Zhiyuan Liu is an Associate Professor at the Department of Computer Science and Technology at Tsinghua University, China. His research interests include pretrained language models, knowledge graphs and social computation, and he has published more than 120 papers at leading conferences and in respected journals with over 28000 Google Scholar citations. He has received several awards/honors, including Excellent Doctoral Dissertation awards from Tsinghua University and the Chinese Association for Artificial Intelligence, and was named as one of  MIT Technology Review Innovators Under 35 China (MIT TR-35 China). He has served as area chair for various conferences, including ACL, EMNLP, COLING.

Yankai Lin is an Assistant Professor at Gaoling School of Artificial Intelligence, Renmin University of China. His research interests include pretrained language models and  knowledge-guided natural language processing. He has published more than 50 papers at leading conferences, including ACL, EMNLP, IJCAI, AAAI and NeurIPS with over 8000 Google Scholar citations. He was named an Academic Rising Star of Tsinghua University and a Baidu Scholar. He has served as area chair for EMNLP and ACL ARR.

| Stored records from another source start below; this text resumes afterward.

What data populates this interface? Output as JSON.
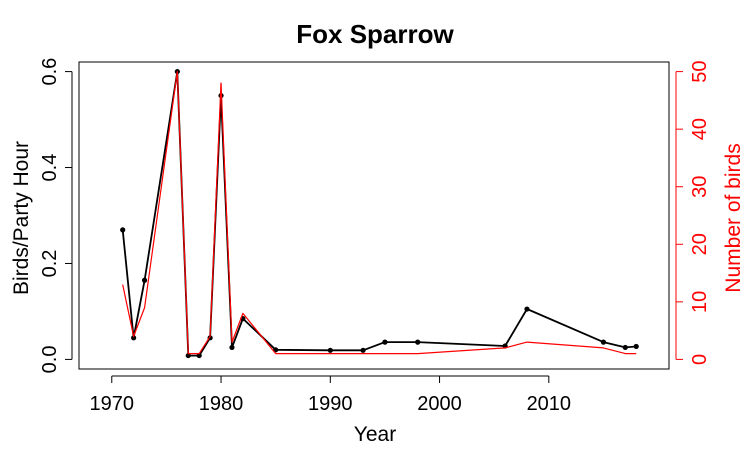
{
  "chart_data": {
    "type": "line",
    "title": "Fox Sparrow",
    "xlabel": "Year",
    "ylabel_left": "Birds/Party Hour",
    "ylabel_right": "Number of birds",
    "xlim": [
      1967,
      2021
    ],
    "x_ticks": [
      1970,
      1980,
      1990,
      2000,
      2010
    ],
    "left_ylim": [
      -0.02,
      0.62
    ],
    "left_ticks": [
      0.0,
      0.2,
      0.4,
      0.6
    ],
    "right_ticks": [
      0,
      10,
      20,
      30,
      40,
      50
    ],
    "grid": false,
    "series": [
      {
        "axis": "left",
        "color": "#000000",
        "marker": "dot",
        "x": [
          1971,
          1972,
          1973,
          1976,
          1977,
          1978,
          1979,
          1980,
          1981,
          1982,
          1985,
          1990,
          1993,
          1995,
          1998,
          2006,
          2008,
          2015,
          2017,
          2018
        ],
        "values": [
          0.27,
          0.045,
          0.165,
          0.6,
          0.008,
          0.008,
          0.045,
          0.55,
          0.025,
          0.085,
          0.02,
          0.019,
          0.019,
          0.036,
          0.036,
          0.028,
          0.105,
          0.036,
          0.025,
          0.027
        ]
      },
      {
        "axis": "right",
        "color": "#ff0000",
        "marker": "none",
        "x": [
          1971,
          1972,
          1973,
          1976,
          1977,
          1978,
          1979,
          1980,
          1981,
          1982,
          1985,
          1990,
          1993,
          1995,
          1998,
          2006,
          2008,
          2015,
          2017,
          2018
        ],
        "values": [
          13,
          4,
          9,
          50,
          1,
          1,
          4,
          48,
          3,
          8,
          1,
          1,
          1,
          1,
          1,
          2,
          3,
          2,
          1,
          1
        ],
        "error_bars": [
          {
            "x": 1980,
            "low": 46,
            "high": 48
          }
        ]
      }
    ]
  }
}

Maosong Sun is a professor at the Department of Computer Science and Technology and the executive vice-dean of the Institute for Artificial Intelligence, Tsinghua University. His research interests include natural language processing, artificial intelligence, computational humanities and social sciences. He was a project chief scientist of the National Key Basic Research and Development Program (973 Program) of China. He has published over 200 papers at leading academic conferences and in respected journals, with over 30,000 Google Scholar citations. He is the director of Tsinghua University-National University of Singapore Joint Research Center on Next Generation Search Technologies, and the editor-in-chief of the Journal of Chinese Information Processing. Hereceived the National Outstanding Practitioner Award from the State Commission for Language Affairs, People’s Republic of China in 2007, and the National Excellent Scientific and Technological Practitioner Award from the China Association for Science and Technology in 2016. He became the Member of the Academia Europaea in 2020, and the Fellow of the Association for Computational Linguistics (ACL) in 2022.